I started my corporate career in January 1982 with a work ethic that was handed down to me by my parents and my grandparents. Some of the most critical elements of my work ethic were; work first and play after, perform to the best of my abilities, and support others in every way possible.
While the first two elements were important in developing my career and leadership style, the last one was the one that seemed to set me apart and solicit the most positive feedback from others. Supporting others was second nature for me as a result of the way I was reared by my mother.
My mother was a role model for how you supported others with whatever you had within your reach. Sometimes, she was supporting others with advice and suggestions, and other times she was supporting them with resources such as money or food.
Watching my mother give her support to others left a lasting impression on me. I found myself, early on in my career, supporting others with what I had at the time. Sometimes it was my best practice for how I got my work done and other times it was my listening ear or my comforting shoulder. Supporting others became a habit that did not require much forethought when the opportunities presented themselves.
It only made sense at the end of my corporate career and the beginning of my entrepreneurial adventures to reflect on my work ethic and in turn my habit of supporting others. I found out quickly that there were ample opportunities to support others as an entrepreneur.
What I learned about supporting others from my corporate career was relevant and valuable to my new company. I strategically found ways to support other individuals and organizations. Supporting them was in alignment with my core values and the business principles that I subscribed to in my new company.
The first component of supporting others for me is for the support to be visible, not in the sense of making a big deal about it and going for the spotlight. It was all about making sure that the support was visible to the people who needed it the most.
As a volunteer for several organizations, my showing up is critical to their mission. Being visible at the events and promoting the organization and its mission is how real support shows up. Being a volunteer gives me so many opportunities to show my work ethic and more specifically how to support others while being in service to them and their organization.
A second component of supporting others has to include making it actionable. People who talk about getting around to doing something and never actually do it are not being supportive. Supporting others requires me to do something, to take action.
The act of supporting someone else is always at the forefront of my mind when I show up at an event or meeting. Speaking up, setting up the room, preparing the handouts, taking notes, or giving an encouraging word before someone makes a presentation are all actions associated with supporting others. Being assertive is key to demonstrating your support for others.
While in the various leadership roles that I held during my career, I accepted that supporting others might very well be a one-way experience. As the leader with the authority and power to make decisions about others’ career development, I never expected them to do anything for me in return. Their performance and results were what invited my support for advancing their career.

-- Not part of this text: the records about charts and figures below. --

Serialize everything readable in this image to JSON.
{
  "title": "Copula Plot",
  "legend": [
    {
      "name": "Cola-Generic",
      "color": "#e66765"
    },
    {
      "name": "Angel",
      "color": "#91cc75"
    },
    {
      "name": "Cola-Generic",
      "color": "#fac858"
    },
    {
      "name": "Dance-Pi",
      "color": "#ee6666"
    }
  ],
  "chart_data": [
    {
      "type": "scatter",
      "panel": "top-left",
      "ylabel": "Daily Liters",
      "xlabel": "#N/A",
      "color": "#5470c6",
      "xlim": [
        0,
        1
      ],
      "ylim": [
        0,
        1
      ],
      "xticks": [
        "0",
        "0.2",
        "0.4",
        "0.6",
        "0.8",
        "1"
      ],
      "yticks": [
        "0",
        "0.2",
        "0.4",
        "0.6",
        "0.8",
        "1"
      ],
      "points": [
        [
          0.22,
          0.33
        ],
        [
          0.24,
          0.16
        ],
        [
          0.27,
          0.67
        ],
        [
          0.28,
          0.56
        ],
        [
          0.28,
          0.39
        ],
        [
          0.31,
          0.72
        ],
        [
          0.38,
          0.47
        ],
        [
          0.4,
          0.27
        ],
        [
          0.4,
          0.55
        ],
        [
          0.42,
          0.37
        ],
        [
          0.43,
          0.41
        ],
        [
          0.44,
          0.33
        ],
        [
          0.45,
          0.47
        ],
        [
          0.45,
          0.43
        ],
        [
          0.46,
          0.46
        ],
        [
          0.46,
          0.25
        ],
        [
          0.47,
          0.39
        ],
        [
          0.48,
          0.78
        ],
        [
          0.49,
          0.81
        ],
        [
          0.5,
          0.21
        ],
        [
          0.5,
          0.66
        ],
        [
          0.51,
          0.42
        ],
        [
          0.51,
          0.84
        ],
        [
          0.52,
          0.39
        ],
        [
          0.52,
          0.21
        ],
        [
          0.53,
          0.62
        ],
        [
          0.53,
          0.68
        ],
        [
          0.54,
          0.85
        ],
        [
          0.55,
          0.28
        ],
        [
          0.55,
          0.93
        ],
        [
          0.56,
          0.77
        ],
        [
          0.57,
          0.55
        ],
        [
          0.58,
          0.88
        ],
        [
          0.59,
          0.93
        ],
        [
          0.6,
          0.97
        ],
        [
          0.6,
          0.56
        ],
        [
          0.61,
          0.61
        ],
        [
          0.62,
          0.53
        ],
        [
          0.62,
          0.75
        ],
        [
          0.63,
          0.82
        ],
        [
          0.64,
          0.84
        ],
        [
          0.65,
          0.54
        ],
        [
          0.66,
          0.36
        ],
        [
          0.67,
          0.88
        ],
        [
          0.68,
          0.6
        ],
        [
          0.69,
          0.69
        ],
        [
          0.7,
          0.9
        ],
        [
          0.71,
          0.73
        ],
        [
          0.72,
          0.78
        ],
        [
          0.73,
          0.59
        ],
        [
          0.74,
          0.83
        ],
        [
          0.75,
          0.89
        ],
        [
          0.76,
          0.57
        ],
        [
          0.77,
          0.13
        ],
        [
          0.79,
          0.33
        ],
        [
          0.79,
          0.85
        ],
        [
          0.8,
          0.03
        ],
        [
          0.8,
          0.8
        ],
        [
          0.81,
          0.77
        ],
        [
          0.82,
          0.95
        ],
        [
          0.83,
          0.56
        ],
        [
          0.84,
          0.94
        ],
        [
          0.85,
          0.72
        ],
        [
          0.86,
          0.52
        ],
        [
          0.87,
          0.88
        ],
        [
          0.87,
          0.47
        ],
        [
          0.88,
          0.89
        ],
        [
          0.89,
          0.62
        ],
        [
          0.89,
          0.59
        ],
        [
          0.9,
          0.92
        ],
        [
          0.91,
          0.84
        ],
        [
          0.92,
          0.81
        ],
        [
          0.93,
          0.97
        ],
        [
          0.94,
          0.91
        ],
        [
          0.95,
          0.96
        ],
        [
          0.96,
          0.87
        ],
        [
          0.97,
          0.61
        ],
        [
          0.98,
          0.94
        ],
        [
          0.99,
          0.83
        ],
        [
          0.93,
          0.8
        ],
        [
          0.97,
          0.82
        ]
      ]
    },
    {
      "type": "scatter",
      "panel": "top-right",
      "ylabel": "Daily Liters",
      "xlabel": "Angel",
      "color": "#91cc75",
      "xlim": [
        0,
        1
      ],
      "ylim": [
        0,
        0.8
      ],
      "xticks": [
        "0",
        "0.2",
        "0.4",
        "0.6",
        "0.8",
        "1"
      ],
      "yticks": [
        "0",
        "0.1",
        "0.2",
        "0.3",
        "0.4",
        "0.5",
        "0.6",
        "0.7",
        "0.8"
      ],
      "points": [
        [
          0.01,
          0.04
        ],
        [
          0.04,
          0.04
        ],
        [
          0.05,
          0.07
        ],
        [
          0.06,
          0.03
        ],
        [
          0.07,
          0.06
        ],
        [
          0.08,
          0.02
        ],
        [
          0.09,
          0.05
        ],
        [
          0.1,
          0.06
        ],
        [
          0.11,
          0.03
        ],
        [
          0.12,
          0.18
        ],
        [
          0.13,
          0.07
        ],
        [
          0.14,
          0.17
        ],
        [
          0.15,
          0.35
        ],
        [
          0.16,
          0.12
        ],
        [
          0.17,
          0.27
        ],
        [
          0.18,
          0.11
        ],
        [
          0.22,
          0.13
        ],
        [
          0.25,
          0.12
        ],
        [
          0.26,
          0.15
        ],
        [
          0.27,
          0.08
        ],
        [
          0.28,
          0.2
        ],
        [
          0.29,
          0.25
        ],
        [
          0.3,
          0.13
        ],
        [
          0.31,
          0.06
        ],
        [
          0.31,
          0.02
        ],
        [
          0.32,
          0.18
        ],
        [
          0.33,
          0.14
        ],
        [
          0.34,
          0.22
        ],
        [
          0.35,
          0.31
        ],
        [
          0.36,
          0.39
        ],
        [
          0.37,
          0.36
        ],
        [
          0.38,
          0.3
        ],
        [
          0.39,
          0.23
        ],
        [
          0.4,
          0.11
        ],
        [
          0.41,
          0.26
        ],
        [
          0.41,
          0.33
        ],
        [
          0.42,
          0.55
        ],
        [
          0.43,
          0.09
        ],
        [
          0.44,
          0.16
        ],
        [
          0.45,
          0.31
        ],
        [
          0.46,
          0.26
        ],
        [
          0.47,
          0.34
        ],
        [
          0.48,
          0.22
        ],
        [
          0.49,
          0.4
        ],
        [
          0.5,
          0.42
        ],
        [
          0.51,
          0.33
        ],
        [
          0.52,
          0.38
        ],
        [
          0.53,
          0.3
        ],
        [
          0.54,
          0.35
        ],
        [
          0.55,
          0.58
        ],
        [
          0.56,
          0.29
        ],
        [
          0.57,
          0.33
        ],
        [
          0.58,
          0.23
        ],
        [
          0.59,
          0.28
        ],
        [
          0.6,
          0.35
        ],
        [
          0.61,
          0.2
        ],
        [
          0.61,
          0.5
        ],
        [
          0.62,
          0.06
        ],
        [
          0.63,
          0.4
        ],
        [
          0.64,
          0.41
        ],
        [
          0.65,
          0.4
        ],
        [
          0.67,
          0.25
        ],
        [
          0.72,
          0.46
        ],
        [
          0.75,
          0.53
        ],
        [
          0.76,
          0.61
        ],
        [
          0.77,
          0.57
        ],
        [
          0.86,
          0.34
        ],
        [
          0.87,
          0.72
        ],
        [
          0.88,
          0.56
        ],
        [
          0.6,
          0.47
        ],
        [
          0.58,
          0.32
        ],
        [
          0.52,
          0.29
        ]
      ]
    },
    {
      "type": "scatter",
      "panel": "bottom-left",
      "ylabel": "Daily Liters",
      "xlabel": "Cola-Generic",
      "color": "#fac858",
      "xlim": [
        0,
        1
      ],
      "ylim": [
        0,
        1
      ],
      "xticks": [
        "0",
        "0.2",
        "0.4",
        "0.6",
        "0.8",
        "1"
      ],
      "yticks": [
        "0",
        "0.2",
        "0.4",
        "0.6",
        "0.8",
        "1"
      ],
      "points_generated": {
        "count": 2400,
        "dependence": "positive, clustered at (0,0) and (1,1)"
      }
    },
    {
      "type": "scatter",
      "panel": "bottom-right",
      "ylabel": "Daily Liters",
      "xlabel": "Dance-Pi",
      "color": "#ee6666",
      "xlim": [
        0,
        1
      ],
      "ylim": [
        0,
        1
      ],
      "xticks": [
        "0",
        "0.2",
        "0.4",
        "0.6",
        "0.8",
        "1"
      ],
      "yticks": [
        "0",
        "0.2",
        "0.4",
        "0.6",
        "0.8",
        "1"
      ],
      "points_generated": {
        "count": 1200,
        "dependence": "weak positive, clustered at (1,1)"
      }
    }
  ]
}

As an entrepreneur, I found myself working with those who I thought were my peers and colleagues more than working for others or them working for me. This mind shift opened me up to expect supporting others might be more mutual. I have not found the evidence I would have expected to support my new paradigm.
I find that in my new world of being an entrepreneur, I am more often than not in experiences without mutual support. I continue my practices and habits of supporting others, only to realize that there is not the mutual actionable and visible support that I would have hoped for.
I am not asserting myself as a victim, rather I am level setting for the reality of being in a new space. This new space more often than not feels lonely, isolated, and alienated. My sense is that others will accept support but not be as quick to give it back. We each have a unique work ethic.
The Servant Leadership principles were embedded in me as a result of my corporate career and my ability to test and apply them over and over again. They became a part of my leadership style. I know that I will continue to support others in any and all ways that I can. While I offer my support to others to help out, I also live in integrity with my work ethic and core values. That means I will continue to support others whether it is mutual or not.
In this day and age, it is easier than ever to support a fellow entrepreneur or business owner. Sharing their social media posts on your timeline gives them visibility to your community, sharing a testimonial on social media gives everyone a chance to learn more about the person and their services, showcasing them on your podcast, asking them to write a blog for your site, referring them to clients who need their unique services are just some of the ways to support others.
The support that we share with each other promotes visibility for all of us. There really is a win-win to be achieved when we support each other in actionable and visible ways.